School: The Academy for Science and Design, Nashua, NH

Teacher: Kevin Harbison

"The concept of life in outer space has intrigued and excited the minds of many. For centuries, we have theorized about life outside of Earth. Discovering life in outer space could open doors for science, leading us to places we have never ventured. It could answer questions about how life operates in low gravity, how organisms may function with different structures and the different applications of genetic information. Our group has finally decided that the Enceladus Plumes are the leading candidate for the next search for extraterrestrial life. Our basis of judgement was the ability to harbor life. This includes whether the location accommodated and contained liquid water, a stable environment, an energy source, and certain chemicals required for life.

To sustain life, an environment must hold liquid water.

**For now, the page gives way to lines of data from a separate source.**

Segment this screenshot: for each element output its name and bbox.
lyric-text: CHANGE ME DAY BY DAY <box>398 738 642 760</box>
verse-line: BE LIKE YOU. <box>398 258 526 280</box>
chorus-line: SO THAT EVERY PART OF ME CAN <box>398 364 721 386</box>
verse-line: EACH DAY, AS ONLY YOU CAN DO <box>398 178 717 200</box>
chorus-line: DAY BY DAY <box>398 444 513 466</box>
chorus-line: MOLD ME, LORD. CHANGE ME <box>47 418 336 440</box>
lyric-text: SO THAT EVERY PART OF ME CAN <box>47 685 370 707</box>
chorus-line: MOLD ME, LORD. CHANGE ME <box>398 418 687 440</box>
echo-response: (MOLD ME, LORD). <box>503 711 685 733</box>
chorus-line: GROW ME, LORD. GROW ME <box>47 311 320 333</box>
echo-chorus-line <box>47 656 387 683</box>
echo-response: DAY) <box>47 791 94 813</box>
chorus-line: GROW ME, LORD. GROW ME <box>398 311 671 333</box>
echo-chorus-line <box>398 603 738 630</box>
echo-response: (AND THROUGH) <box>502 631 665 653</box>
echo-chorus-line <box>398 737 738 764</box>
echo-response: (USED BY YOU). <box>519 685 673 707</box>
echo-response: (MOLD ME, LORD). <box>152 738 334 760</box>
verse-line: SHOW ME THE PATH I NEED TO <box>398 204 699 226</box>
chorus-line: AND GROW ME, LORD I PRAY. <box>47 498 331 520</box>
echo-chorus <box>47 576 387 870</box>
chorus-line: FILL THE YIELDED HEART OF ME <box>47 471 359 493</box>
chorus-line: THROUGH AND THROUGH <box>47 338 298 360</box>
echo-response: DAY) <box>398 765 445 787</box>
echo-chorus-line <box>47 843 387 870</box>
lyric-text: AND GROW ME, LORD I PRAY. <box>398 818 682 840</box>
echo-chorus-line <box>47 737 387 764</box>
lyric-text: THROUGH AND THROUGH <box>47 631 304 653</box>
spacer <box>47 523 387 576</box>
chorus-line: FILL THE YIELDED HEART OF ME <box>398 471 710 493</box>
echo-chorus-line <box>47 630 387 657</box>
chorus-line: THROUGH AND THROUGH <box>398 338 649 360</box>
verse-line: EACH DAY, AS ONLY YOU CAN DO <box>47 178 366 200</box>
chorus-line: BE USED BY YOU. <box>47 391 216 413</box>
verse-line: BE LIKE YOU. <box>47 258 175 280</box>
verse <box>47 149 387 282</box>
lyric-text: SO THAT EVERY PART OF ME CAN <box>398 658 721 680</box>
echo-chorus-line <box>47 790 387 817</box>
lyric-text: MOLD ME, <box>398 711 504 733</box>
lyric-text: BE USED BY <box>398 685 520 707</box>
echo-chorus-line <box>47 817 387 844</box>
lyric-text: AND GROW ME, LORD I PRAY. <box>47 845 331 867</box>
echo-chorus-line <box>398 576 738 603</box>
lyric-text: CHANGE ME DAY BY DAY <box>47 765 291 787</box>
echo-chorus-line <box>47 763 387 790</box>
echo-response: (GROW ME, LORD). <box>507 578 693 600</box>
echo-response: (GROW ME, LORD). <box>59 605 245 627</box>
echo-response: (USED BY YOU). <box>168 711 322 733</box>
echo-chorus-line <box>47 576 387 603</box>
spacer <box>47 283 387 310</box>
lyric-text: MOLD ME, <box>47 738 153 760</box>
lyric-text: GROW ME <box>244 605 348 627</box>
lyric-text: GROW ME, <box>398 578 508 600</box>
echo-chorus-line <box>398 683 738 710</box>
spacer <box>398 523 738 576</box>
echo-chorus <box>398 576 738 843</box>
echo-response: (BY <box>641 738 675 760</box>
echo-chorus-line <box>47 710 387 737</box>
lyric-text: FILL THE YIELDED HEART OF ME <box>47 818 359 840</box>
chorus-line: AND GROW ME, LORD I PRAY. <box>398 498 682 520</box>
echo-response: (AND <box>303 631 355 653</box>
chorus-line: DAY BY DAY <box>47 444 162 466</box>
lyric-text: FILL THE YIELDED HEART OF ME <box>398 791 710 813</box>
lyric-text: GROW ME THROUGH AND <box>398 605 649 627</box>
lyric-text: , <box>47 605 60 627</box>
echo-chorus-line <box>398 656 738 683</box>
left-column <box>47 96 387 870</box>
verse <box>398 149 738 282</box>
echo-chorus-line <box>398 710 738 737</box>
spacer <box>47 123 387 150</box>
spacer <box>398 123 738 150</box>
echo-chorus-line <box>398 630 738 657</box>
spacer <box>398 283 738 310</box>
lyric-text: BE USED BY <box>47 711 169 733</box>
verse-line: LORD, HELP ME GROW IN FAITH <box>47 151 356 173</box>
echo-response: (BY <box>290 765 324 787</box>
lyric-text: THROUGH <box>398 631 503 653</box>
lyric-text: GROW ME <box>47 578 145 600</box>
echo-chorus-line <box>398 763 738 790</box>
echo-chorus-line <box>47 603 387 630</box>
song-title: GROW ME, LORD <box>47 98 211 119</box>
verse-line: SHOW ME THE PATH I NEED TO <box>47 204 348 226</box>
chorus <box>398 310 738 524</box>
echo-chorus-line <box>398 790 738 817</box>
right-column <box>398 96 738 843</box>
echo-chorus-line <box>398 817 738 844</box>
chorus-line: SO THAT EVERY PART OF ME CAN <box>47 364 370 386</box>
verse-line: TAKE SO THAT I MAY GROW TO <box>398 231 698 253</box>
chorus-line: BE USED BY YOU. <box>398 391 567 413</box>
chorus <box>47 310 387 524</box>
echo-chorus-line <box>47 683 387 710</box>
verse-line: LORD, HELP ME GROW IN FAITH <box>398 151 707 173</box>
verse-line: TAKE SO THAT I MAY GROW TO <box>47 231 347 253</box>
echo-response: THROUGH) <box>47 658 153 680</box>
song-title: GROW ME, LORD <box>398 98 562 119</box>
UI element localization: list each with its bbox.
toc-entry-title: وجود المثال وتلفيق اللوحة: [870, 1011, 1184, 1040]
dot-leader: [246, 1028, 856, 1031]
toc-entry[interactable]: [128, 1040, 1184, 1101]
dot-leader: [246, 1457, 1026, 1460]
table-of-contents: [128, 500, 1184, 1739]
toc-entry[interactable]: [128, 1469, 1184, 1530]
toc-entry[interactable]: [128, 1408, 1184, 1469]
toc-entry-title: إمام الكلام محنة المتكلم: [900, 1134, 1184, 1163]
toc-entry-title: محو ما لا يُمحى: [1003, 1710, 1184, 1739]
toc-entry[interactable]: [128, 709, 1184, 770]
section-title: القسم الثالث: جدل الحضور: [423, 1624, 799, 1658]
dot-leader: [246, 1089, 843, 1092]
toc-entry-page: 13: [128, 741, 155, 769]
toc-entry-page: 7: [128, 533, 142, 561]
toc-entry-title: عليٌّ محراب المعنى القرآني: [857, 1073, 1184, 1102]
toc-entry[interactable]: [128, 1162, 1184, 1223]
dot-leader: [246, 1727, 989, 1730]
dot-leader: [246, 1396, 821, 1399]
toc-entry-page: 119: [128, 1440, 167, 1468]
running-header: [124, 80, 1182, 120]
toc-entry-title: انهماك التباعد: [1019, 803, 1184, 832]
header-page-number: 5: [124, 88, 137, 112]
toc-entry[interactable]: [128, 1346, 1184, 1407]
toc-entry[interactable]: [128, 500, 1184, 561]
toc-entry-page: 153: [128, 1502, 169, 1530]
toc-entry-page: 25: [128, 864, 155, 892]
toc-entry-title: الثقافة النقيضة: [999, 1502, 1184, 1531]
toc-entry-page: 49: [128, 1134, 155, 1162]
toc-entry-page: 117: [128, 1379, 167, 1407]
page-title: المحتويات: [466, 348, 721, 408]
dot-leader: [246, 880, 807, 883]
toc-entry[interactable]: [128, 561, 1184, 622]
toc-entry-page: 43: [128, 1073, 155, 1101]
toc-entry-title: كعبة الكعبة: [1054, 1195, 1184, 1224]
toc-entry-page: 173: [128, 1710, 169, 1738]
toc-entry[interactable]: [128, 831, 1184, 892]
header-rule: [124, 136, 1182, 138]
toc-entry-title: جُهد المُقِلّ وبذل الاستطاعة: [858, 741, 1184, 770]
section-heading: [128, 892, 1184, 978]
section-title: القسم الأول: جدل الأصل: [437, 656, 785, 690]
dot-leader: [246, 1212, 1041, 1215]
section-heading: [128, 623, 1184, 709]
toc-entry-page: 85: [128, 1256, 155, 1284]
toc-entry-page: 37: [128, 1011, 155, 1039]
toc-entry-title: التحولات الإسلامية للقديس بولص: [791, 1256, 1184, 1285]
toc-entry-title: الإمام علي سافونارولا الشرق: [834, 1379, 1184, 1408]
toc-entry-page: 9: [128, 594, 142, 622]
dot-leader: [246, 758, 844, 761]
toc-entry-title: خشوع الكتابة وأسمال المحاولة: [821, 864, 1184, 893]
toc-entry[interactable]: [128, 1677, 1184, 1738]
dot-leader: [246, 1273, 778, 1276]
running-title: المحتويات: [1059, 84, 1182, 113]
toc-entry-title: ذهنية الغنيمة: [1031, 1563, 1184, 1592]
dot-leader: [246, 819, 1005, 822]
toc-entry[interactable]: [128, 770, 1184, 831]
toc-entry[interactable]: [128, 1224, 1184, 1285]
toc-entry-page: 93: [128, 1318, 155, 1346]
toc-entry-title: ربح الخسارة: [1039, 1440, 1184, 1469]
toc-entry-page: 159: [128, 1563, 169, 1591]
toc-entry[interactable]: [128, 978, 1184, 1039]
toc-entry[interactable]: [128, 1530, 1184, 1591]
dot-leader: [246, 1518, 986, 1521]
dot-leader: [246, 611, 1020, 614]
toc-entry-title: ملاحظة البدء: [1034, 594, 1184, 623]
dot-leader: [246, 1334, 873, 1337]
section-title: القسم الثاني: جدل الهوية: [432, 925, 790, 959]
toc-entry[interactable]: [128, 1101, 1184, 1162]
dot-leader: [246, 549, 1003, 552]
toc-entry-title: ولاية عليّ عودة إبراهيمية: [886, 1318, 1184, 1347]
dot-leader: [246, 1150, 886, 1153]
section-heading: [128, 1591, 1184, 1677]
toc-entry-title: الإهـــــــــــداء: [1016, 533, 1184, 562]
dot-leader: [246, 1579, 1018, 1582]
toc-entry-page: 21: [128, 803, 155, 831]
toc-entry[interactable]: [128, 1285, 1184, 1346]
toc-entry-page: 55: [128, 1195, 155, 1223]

There is definite evidence that proves that there is water on Enceladus. That evidence comes in the form of silica nanograins. These microparticles only form in liquid water and an environment whose temperatures exceed 90 degrees (19 degrees F). They were found in the E ring, which derives a majority of it's material from the Enceladus Plumes. As well as proving that there is liquid water on Enceladus, we also know that Enceladus is geothermally active from the swaths of new land on it's surface. This creates a theoretically stable environment. Organisms would be living under 19-25 miles of ice and approximately 6 miles underwater in order to get the heat from the near-center of the moon. Not only does Enceladus have the requirements for water, an energy source, and a stable environment, but it's Plumes also contain chemicals required for a sustainable environment such as nitrogen, hydrocarbons, carbon dioxide, and methane.

The discovery of life on Enceladus would massively propel science and technology. If extraterrestrial life were present, we would be able to observe how basic lifeforms counteract the issues of prolonged existence in habitats with low gravity. We could also learn other ways in which life functions genetically and how it affects the Laws of Evolution. Evolution states that all creatures on the planet came from the same organism, which is why all organisms use DNA. If creatures that could not have inherited a DNA from Earth also use it, it suggests that either we got our genetic system from the same source or that the DNA/RNA system is the only system that can carry, execute, and replicate genetic information. Finding life away from Earth would yield tremendous scientific results and benefit future space explorations.

Life is a miraculous and fascinating phenomenon. It is crucial for the Cassini mission to look for any chance of extraterrestrial life in our solar system. We must take advantage of the ideal location that the Cassini probe is in, to provide imperative information that would otherwise take years to reach. That information would be put to use for future missions to Mars. We believe the Cassini mission to Enceladus will answer one of nature's greatest secrets and further our understanding of the universe."